» Security Model

Serf uses a symmetric key, or shared secret, cryptosystem to provide confidentiality, integrity and authentication.

This means Serf communication is protected against eavesdropping, tampering, or attempts to generate fake events. This makes it possible to run Serf over untrusted networks such as EC2 and other shared hosting providers.

» Security Primitives

The Serf security model is built on around a symmetric key, or shared secret system. All members of the Serf cluster must be provided the shared secret ahead of time. This places the burden of key distribution on the user.

To support confidentiality, all messages are encrypted using the AES-256 standard. The AES standard is considered one of the most secure and modern encryption standards. Additionally, it is a fast algorithm, and modern CPUs provide hardware instructions to make encryption and decryption very lightweight.

AES is used with the Galois Counter Mode (GCM), using a randomly generated nonce. The use of GCM provides message integrity, as the ciphertext is suffixed with a 'tag' that is used to verify integrity.

» Message Format

In the previous section we described the crypto primitives that are used. In this section we cover how messages are framed on the wire and interpreted.

» UDP Message Format

UDP messages do not require any framing since they are packet oriented. This allows the message to be simple and saves space. The format is as follows:

-------------------------------------------------------------------
| Version (byte) | Nonce (12 bytes) | CipherText | Tag (16 bytes) |
-------------------------------------------------------------------

The UDP message has an overhead of 29 bytes per message. Tampering or bit corruption will cause the GCM tag verification to fail.

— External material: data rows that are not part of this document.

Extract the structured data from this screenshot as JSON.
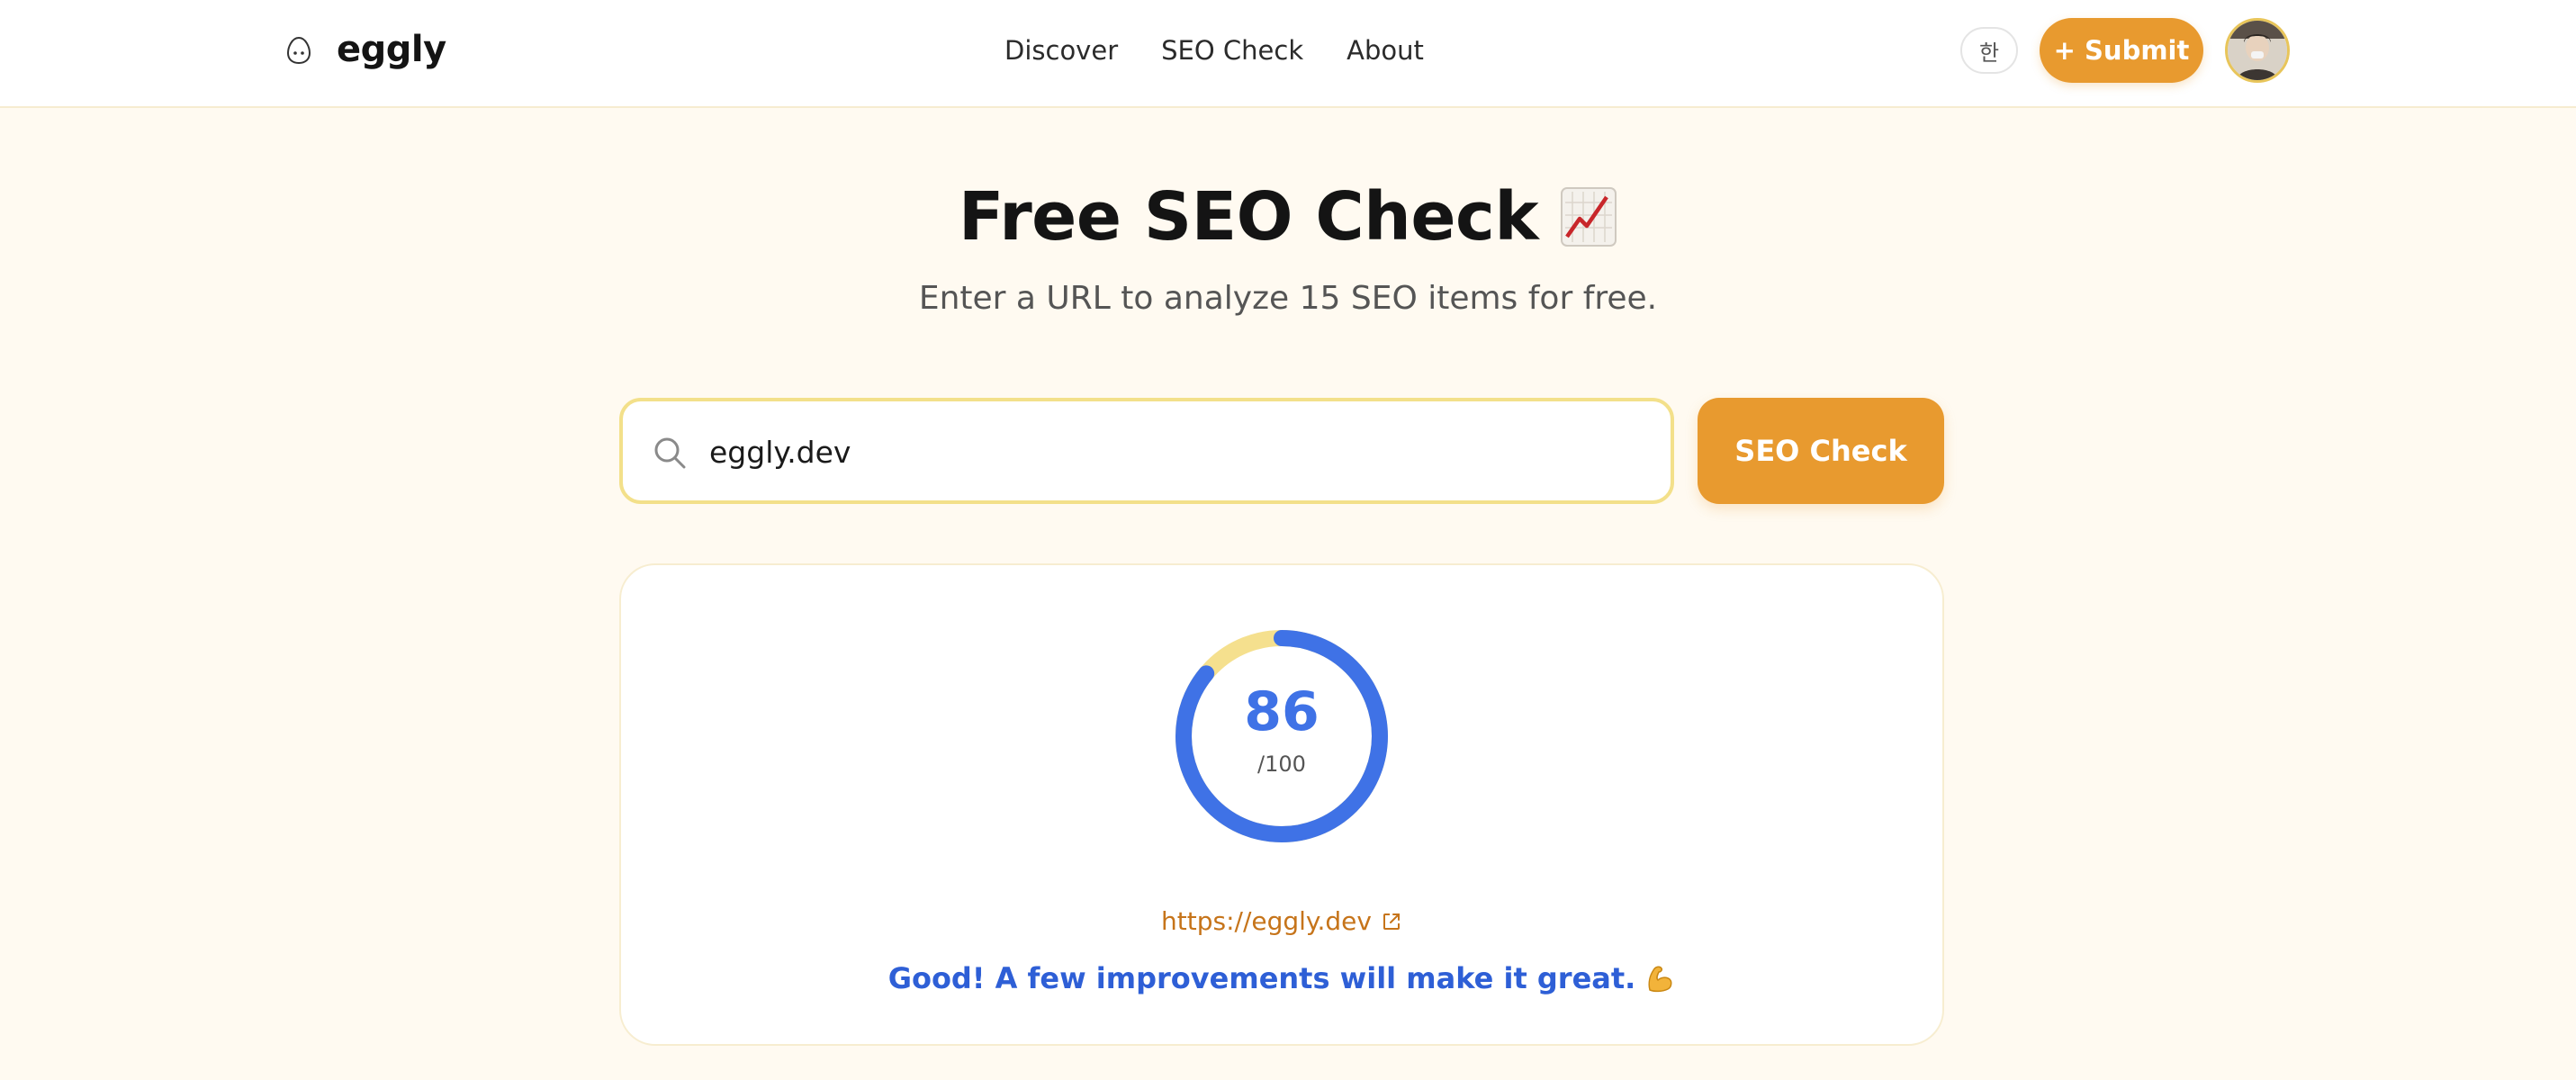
{
  "header": {
    "logo_text": "eggly",
    "logo_icon": "egg-icon",
    "nav": [
      {
        "label": "Discover"
      },
      {
        "label": "SEO Check"
      },
      {
        "label": "About"
      }
    ],
    "lang_label": "한",
    "submit_label": "+ Submit",
    "avatar_icon": "user-avatar"
  },
  "hero": {
    "title": "Free SEO Check",
    "title_icon": "chart-increasing-icon",
    "subtitle": "Enter a URL to analyze 15 SEO items for free."
  },
  "search": {
    "value": "eggly.dev",
    "button_label": "SEO Check"
  },
  "result": {
    "score": "86",
    "score_max": "/100",
    "score_fraction": 0.86,
    "url": "https://eggly.dev",
    "message": "Good! A few improvements will make it great.",
    "message_icon": "flexed-biceps-icon"
  },
  "colors": {
    "accent": "#e89a2f",
    "score_blue": "#3f72e6",
    "gauge_track": "#f5e08e",
    "background": "#fffaf1"
  }
}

Once we receive a packet, we first verify the GCM tag, and only on verification, decrypt the payload. The version byte is provided to allow future versions to change the algorithm they use. It is currently always set to 0.

» TCP Message Format

TCP provides a stream abstraction and therefore we must provide our own framing. This introduces a potential attack vector since we cannot verify the tag until the entire message is received, and the message length must be in plaintext. Our current strategy is to limit the maximum size of a framed message to prevent a malicious attacker from being able to send enough data to cause a Denial of Service.

The TCP format is similar to the UDP format, but prepends the message with a message type byte (similar to other Serf messages). It also adds a 4 byte length field, encoded in Big Endian format. This increases its maximum overhead to 33 bytes.

When we first receive a TCP encrypted message, we check the message type. If any party has encryption enabled, the other party must as well. Otherwise we are vulnerable to a downgrade attack where one side can force the other into a non-encrypted mode of operation.

Once this is verified, we determine the message length and if it is less than our limit,. After the entire message is received, the tag is used to verify the entire message.

» Threat Model

The following are the various parts of our threat model:

  • Non-members getting access to events
  • Cluster state manipulation due to malicious messages
  • Fake event generation due to malicious messages
  • Tampering of messages causing state corruption
  • Denial of Service against a node

We are specifically not concerned about replay attacks, as the gossip protocol is designed to handle that due to the nature of its broadcast mechanism.

Additionally, we recognize that an attacker that can observe network traffic for an extended period of time may infer the cluster members. The gossip mechanism used by Serf relies on sending messages to random members, so an attacker can record all destinations and determine all members of the cluster.

When designing security into a system you design it to fit the threat model. Our goal is not to protect top secret data but to provide a "reasonable" level of security that would require an attacker to commit a considerable amount of resources to defeat.

» Key Rotation

Serf supports rotating keys. Because our security model assumes that all current Serf members are not compromised, we are able to use our own gossip mechanism to distribute new keys.

The basic flow of changing the encryption key on a given Serf cluster is:

  • Broadcast new key to cluster via gossip
  • Instruct all members to update the key used to encrypt messages
  • Remove old key

Due to the nature of distributed systems, it is difficult to reason about when to change the key used for message encryption on any given member in a cluster. Therefore, Serf allows multiple keys to be used to decrypt messages while the cluster converges. Decrypting messages becomes more expensive while there is more than one key active, as multiple attempts to decrypt any given message are required. For this reason, utilizing multiple keys is only recommended as a transition state.

» Future Roadmap

Eventually, Serf will be able to use the versioning byte to support different encryption algorithms. These could be configured at the start time of the agent.